BSP’s sustainability framework gives banks a transition period of three years to fully comply with the provisions of the circular. They have to develop their transition plan for approval six months from the issuance of the circular.
Even in the absence of a crisis, the six-month timeline is already tight, said Castillo. This is why his association has developed a transition plan template for member banks to refer to.
Who will be the first Filipino bank to divest from coal?
It is unclear if any Filipino bank is currently studying an exit from coal, but sustainability reporting—which the BSP framework requires—will help observers track their funding of energy projects. Filipino banking giants Banco de Oro Unibank (BDO) and Bank of the Philippine Islands (BPI) are the first two in the industry to publish sustainability reports.
Ayala-led BPI has the biggest share in clean energy funding with about 3 gigawatts (GW) of renewables. BDO, the Philippine’s largest commercial bank, is second, financing about 2 GW of mostly geothermal and solar projects. Together, they finance over 60 per cent of the country’s 7.2 GW of renewable energy capacity.
We will have to transition first to a higher proportion of non-coal to our portfolio before a total exit can happen. I cannot commit to a timeline just yet.
Chinky Lukban, head, strategic and corporate planning division, Bank of the Philippine Islands
BDO and BPI are also the first banks to establish a sustainable finance desk, said Marlon Apanada, convenor of Greening the Banks Initiative, a sustainable finance platform that advocated for the approval of the central bank’s circular. “They have the most knowledge and capacity but this does not automatically mean they will be the first to divest,” he said.
BPI’s head of strategic and corporate planning said the bank cannot cease coal financing yet, despite Ayala’s energy arm, AC Energy, announcing last month that it would halt new coal power projects and fully exit from coal by 2030.
“We will have to transition first to a higher proportion of non-coal to our portfolio before a total exit can happen. I cannot commit to a timeline just yet,” Chinky Lukban told Eco-Business.

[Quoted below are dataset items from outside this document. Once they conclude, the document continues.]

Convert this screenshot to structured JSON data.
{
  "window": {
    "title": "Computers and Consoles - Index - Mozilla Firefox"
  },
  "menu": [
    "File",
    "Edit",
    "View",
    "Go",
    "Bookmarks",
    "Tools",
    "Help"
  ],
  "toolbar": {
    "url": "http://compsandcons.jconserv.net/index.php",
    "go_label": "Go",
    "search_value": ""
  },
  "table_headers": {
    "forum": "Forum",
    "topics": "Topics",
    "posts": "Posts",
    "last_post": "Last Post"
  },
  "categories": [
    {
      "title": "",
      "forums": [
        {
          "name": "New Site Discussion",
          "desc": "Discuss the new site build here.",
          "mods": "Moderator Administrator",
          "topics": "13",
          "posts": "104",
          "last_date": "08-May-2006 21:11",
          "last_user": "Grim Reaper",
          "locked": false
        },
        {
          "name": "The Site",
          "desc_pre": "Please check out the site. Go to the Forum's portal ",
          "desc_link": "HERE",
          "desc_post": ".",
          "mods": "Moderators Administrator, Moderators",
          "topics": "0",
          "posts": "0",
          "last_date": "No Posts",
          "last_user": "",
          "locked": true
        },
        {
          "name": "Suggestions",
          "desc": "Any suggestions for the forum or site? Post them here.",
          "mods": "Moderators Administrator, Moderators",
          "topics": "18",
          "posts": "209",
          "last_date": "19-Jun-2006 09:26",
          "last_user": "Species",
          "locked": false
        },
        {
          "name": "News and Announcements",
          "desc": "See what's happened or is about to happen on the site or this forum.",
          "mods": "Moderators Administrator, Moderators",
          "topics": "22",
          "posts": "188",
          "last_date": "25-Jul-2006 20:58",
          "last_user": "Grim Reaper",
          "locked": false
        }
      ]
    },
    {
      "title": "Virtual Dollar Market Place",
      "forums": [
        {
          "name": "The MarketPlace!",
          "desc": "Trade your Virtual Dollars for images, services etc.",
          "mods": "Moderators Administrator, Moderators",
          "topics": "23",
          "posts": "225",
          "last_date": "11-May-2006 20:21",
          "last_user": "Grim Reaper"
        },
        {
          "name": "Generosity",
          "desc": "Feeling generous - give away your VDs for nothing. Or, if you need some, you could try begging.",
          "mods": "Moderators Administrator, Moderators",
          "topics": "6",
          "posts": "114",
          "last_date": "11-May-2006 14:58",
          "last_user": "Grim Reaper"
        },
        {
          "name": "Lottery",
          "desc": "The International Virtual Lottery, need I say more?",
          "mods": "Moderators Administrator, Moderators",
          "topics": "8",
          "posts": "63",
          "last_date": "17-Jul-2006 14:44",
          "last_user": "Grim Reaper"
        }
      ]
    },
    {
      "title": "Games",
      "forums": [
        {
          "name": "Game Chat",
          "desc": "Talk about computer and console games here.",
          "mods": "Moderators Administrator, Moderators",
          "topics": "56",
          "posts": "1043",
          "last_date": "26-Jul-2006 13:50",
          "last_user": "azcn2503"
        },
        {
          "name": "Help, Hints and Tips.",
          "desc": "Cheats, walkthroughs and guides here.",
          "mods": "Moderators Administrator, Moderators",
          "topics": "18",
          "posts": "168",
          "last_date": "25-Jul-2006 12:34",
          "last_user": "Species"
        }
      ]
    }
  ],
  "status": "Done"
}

As of the end of 2019, 62 per cent of BPI’s energy portfolio is made up of fossil fuels (mostly coal), while renewable energy makes up the remaining 38 per cent.
BPI was identified in a 2019 report by Global Coal Exit List (GCEL) to be one of the country’s top fossil fuel financiers, responsible for lending or underwriting US$1.57 billion to coal developers from 2017 to the third quarter of 2019.
BDO has extended US$1.876 billion to coal plant developers, including loans worth US$520 million and issuance of bonds and shares amounting to US$122 million for conglomerate Aboitiz Equity Ventures.
In Southeast Asia, no other bank outside of Singapore has dropped coal. Singapore-based financial institutions DBS Bank, OCBC and UOB made their declarations following two years of pressure from green groups and the local and international media.